[erlang-questions] A proposal for Unicode variable and atom names in Erlang.

Tue Oct 30 05:18:19 CET 2012

On 22/10/2012, at 8:33 PM, Michael Uvarov wrote:

> What is the problem about unicode variables is that some characters
> are not equal: Х != X, but they look the same.

This would be a persuasive argument IF
(a) we did not already allow both XO and X0, Xl and X1, and so on;
(b) mixed scripts in a single token were plausible.
Neither is the case.

> Other problem about unicode is that a lot of algorithms are
> locale-based and difficult (a lot of rules and exceptions).

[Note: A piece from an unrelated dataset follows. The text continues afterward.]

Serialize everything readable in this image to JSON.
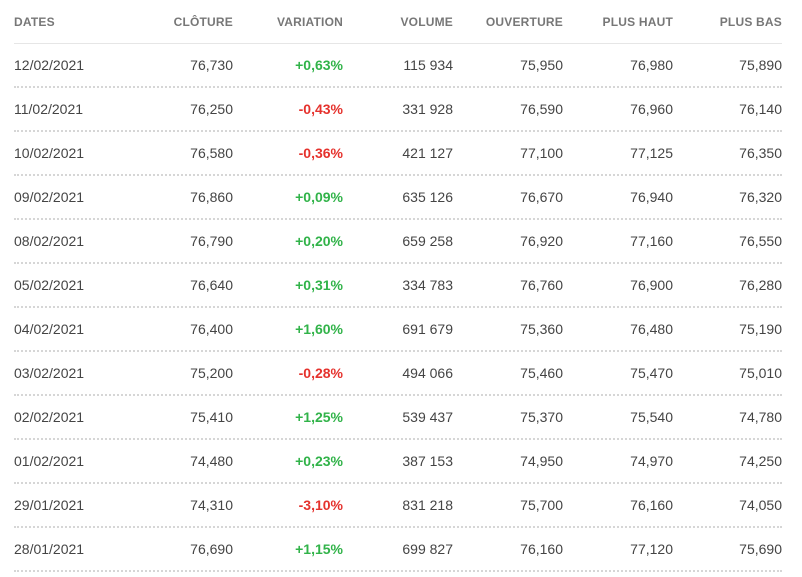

None of those algorithms applies to the current topic,
except for normalisation, which is not locale-based.
> 
> Even non-locale based (unified and simple version of to_lower) contains this:
> - Contains additional case mappings that map to more than one
> character, such as "ß" to "SS".

That already applies to Latin-1, which Erlang supports RIGHT NOW.
(Nit-pick: that's an example of to_upper.)

> - Characters may have case mappings that depend on the locale.
>  For example, in Turkish the letter U+0049 "I" capital letter i
> lowercases to U+0131 "ı" small dotless i.

Indeed.  But since neither variable names nor unquoted atoms are
subjected to any kind of case mapping by the Erlang parser, how
is that relevant _here_?

You're mainly talking about problems with Unicode *data*, and
we don't have any option about dealing with those.